Accelerated Computing
FIELD GUIDE
§ 10
Glossary

The terms.

The vocabulary an engineer uses to talk about accelerated systems, kept short and operational.

CUDA
NVIDIA's parallel programming model and toolchain. The historical reason GPUs broke into general computing.
FLOPS
Floating-point operations per second. The base unit of throughput on numeric workloads.
HBM
High-Bandwidth Memory. DRAM stacks bonded next to the accelerator die for very high bandwidth.
Kernel
A unit of code launched on the accelerator. Thousands of threads run the same kernel concurrently.
MFU
Model FLOPs Utilisation.
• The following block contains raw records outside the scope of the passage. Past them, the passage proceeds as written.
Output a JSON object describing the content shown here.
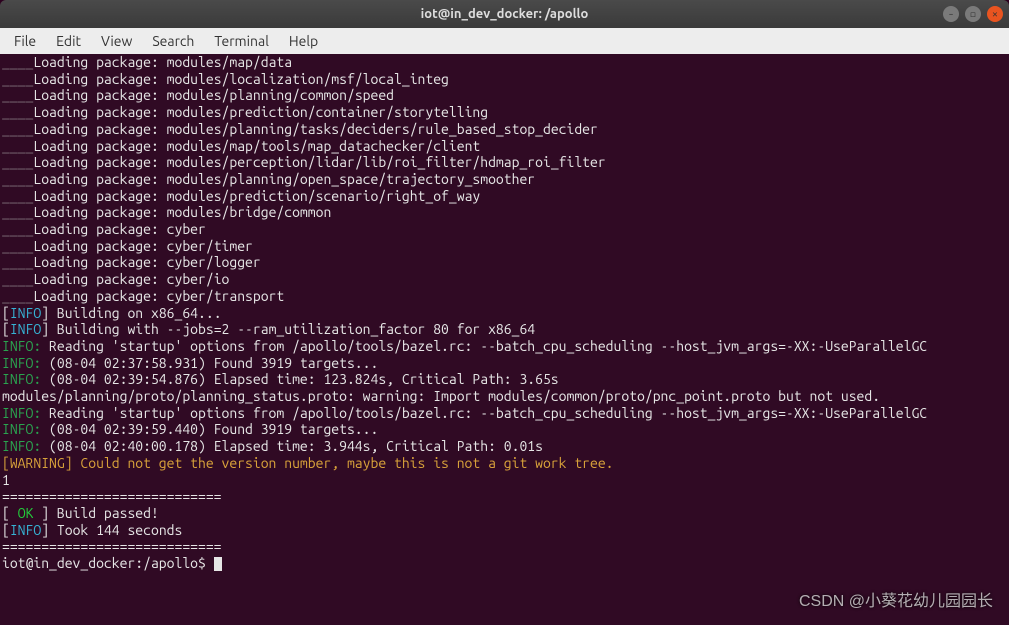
{
  "window": {
    "title": "iot@in_dev_docker: /apollo"
  },
  "menu": {
    "file": "File",
    "edit": "Edit",
    "view": "View",
    "search": "Search",
    "terminal": "Terminal",
    "help": "Help"
  },
  "loading_prefix": "____Loading package: ",
  "packages": [
    "modules/map/data",
    "modules/localization/msf/local_integ",
    "modules/planning/common/speed",
    "modules/prediction/container/storytelling",
    "modules/planning/tasks/deciders/rule_based_stop_decider",
    "modules/map/tools/map_datachecker/client",
    "modules/perception/lidar/lib/roi_filter/hdmap_roi_filter",
    "modules/planning/open_space/trajectory_smoother",
    "modules/prediction/scenario/right_of_way",
    "modules/bridge/common",
    "cyber",
    "cyber/timer",
    "cyber/logger",
    "cyber/io",
    "cyber/transport"
  ],
  "build": {
    "info_tag": "INFO",
    "building_on": "] Building on x86_64...",
    "building_with": "] Building with --jobs=2 --ram_utilization_factor 80 for x86_64",
    "startup1": " Reading 'startup' options from /apollo/tools/bazel.rc: --batch_cpu_scheduling --host_jvm_args=-XX:-UseParallelGC",
    "found1": " (08-04 02:37:58.931) Found 3919 targets...",
    "elapsed1": " (08-04 02:39:54.876) Elapsed time: 123.824s, Critical Path: 3.65s",
    "proto_warn": "modules/planning/proto/planning_status.proto: warning: Import modules/common/proto/pnc_point.proto but not used.",
    "startup2": " Reading 'startup' options from /apollo/tools/bazel.rc: --batch_cpu_scheduling --host_jvm_args=-XX:-UseParallelGC",
    "found2": " (08-04 02:39:59.440) Found 3919 targets...",
    "elapsed2": " (08-04 02:40:00.178) Elapsed time: 3.944s, Critical Path: 0.01s",
    "warning": "[WARNING] Could not get the version number, maybe this is not a git work tree.",
    "one": "1",
    "sep": "============================",
    "ok": "OK",
    "passed": " ] Build passed!",
    "took": "] Took 144 seconds",
    "prompt": "iot@in_dev_docker:/apollo$ ",
    "info_colon": "INFO:"
  },
  "watermark": "CSDN @小葵花幼儿园园长"
}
The fraction of peak compute a training job actually achieves; 30–60% is typical.
PCIe
The expansion bus that connects accelerators to the host CPU. Latency here often gates small workloads.
Quantisation
Reducing numerical precision (FP32 → INT8, FP4) to fit larger models in memory and run them faster.
SM
Streaming Multiprocessor. The basic compute unit of a GPU; modern accelerators carry over a hundred.
Sparsity
Skipping computation on zero-valued weights. A 2:4 pattern can roughly double effective throughput.
Systolic array
A grid of processing elements that pumps data rhythmically through neighbours. The heart of TPUs.
Tensor core
A hardware unit that performs a small matrix multiply in one cycle. Backbone of modern training.
Throughput
Work completed per unit time. Accelerators optimise this; CPUs optimise latency.